Vertical SaaS Isn’t Discretionary

Vertical SaaS Isn’t Discretionary

The fate of a tech company during a recession will largely be determined by how essential their product is to their customers. During a market downturn, businesses and consumers alike quickly cut their discretionary spending. We can already see this in the market action of consumer tech companies, which have been some of the hardest hit during the first two quarters this year. Businesses have been scaling back, too. Corporate events, marketing, and even hiring are being treated as “privileges” as companies try to salvage their balance sheets by sacrificing the nice-to-haves to protect the essentials.

In these kinds of macro environments, B2B tech companies — and vertical SaaS companies in particular — have a decisive advantage over many of their consumer-facing peers. The reason is that vertical SaaS platforms are typically a non-discretionary expenditure. This is true of both point solutions and systems of record because these platforms provide the core functionality for a customer’s entire business. In other words, the users of a sufficiently robust vertical SaaS platform can’t afford to stop paying for it.

The stickiness of this kind of software was recognized by Robert Smith, the CEO and founder of Vista Equity Partners, in the early days of SaaS. Smith famously made the case that he’d prefer software contracts to first-lien debt because a “a company will not pay the interest payment on their first lien until after they pay their software maintenance or subscription fee.” Why? Because that customer “can’t run his business without our software.” It’s a simple insight that made Smith a billionaire and turned Vista into a software juggernaut.

Seen this way, a well-built vertical SaaS product is a business expense that is about as optional as taxes, rent, and utilities. It is non-discretionary in the extreme, which is the best possible position to be in as a founder regardless of macro conditions. In most cases, a customer will only stop making payments for their vertical SaaS product if they’re about to shutter their business entirely. Their software is the last expense to go before the lights go off.

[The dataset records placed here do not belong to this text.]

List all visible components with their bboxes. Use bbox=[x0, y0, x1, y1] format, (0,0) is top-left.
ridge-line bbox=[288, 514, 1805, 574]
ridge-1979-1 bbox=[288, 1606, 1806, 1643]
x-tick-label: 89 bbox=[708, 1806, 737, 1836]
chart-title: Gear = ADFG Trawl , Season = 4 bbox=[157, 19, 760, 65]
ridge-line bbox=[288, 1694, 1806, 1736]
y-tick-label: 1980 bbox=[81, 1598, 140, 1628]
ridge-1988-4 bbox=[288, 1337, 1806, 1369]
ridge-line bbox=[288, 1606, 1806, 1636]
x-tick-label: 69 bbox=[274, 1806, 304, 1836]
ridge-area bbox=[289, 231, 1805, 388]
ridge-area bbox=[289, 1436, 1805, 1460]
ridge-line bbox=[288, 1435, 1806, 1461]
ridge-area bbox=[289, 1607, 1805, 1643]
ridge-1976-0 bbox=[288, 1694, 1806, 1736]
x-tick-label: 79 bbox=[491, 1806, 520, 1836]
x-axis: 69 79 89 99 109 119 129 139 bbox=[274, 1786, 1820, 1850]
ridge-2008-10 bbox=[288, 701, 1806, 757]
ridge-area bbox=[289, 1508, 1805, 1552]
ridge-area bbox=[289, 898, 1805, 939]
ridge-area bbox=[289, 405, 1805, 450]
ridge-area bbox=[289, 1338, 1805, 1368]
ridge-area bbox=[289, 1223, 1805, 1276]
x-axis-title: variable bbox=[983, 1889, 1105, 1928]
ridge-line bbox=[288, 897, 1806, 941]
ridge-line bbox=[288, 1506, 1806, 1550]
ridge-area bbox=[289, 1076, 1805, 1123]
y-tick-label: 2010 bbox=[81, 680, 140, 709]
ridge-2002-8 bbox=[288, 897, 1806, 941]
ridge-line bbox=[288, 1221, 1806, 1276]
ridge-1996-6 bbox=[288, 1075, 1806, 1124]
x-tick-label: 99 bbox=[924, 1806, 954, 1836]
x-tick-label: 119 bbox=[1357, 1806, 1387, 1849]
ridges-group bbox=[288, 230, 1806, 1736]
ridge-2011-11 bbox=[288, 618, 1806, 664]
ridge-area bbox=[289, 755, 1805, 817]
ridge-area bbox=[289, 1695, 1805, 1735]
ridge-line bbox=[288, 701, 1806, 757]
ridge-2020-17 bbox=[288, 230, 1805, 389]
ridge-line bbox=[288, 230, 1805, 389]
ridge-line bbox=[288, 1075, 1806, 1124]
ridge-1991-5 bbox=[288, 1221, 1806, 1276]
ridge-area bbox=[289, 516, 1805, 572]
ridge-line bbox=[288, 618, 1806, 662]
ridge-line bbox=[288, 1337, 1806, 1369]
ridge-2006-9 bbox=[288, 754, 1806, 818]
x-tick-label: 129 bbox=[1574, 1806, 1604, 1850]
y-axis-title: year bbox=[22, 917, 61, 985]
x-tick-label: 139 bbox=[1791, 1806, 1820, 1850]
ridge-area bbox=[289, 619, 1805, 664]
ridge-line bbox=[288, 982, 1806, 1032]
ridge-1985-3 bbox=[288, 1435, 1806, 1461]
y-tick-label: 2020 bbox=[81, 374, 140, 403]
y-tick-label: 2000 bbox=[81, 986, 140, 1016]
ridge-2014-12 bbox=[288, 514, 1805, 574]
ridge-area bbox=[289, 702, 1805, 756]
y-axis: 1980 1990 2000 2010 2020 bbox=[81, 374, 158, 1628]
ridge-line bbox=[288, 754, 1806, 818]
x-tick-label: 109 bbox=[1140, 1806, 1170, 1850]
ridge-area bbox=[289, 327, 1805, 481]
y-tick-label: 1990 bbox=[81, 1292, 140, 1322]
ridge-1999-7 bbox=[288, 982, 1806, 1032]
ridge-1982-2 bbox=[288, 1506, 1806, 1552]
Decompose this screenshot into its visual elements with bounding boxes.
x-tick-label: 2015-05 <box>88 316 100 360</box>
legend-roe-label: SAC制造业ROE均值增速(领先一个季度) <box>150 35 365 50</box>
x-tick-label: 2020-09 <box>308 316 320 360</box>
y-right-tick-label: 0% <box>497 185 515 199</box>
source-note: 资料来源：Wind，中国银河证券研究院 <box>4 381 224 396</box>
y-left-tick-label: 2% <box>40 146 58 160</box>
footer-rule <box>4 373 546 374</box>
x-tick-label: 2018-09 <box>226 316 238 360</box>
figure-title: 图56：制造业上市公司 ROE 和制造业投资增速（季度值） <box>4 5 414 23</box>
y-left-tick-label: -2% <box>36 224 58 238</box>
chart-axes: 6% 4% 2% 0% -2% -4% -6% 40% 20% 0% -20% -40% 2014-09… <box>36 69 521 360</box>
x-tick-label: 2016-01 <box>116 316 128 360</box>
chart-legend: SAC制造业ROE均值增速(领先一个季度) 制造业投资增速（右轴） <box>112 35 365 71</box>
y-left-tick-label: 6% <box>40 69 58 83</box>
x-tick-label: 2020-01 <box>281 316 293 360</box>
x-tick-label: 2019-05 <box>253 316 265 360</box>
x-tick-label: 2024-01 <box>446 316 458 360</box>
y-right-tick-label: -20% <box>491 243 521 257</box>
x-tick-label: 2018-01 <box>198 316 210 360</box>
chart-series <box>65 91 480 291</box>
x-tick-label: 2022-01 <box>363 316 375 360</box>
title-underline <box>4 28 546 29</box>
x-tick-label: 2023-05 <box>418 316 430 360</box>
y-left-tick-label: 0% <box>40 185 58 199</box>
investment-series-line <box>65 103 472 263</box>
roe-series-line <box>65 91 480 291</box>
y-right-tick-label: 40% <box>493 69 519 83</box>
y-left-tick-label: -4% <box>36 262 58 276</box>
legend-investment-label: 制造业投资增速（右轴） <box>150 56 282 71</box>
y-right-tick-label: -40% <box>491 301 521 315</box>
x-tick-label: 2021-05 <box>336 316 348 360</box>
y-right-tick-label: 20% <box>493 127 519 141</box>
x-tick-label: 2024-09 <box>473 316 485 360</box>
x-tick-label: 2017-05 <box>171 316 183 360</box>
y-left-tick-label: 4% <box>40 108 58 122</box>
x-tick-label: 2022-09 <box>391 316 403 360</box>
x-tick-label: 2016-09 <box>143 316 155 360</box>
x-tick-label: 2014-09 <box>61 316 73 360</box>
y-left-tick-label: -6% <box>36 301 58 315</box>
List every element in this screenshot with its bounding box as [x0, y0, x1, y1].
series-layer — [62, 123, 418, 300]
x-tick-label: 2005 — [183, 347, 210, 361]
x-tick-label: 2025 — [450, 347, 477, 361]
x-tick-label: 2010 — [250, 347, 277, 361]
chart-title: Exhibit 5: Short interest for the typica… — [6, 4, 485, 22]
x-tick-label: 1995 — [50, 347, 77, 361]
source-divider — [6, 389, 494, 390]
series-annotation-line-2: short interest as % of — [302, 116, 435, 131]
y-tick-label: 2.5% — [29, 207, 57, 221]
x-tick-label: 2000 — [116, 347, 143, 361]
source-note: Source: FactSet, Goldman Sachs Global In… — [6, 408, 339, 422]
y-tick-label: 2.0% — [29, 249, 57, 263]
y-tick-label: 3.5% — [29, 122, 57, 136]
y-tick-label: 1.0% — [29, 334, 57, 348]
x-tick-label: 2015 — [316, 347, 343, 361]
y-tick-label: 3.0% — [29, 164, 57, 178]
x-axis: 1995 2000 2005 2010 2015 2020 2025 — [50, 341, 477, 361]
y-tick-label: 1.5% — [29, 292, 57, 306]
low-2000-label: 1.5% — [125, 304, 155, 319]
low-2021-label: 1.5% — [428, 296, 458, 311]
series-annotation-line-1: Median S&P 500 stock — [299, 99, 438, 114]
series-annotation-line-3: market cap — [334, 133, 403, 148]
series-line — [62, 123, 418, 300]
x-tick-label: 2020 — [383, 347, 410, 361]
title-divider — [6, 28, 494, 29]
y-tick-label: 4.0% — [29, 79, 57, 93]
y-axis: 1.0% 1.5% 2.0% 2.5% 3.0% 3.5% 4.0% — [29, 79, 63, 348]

Of course, the fact that vertical SaaS products are essential to their customers is only part of their advantage in a recessionary environment. To the extent that their software helps their customers — especially SMBs — operate their businesses more efficiently and improve their margins, they will continue to see relatively strong revenue growth. Moreover, vertical SaaS businesses themselves tend to have very strong unit economics and FCF margins, a critical quality for a tech company at a time when cash is king.

Despite the lackluster macro backdrop, at Fractal we’ve never been more bullish on the future of vertical SaaS. We believe that now is the perfect time to launch these critical software businesses that will transform America’s industries and the companies that launch during hard times will only come out stronger on the other side.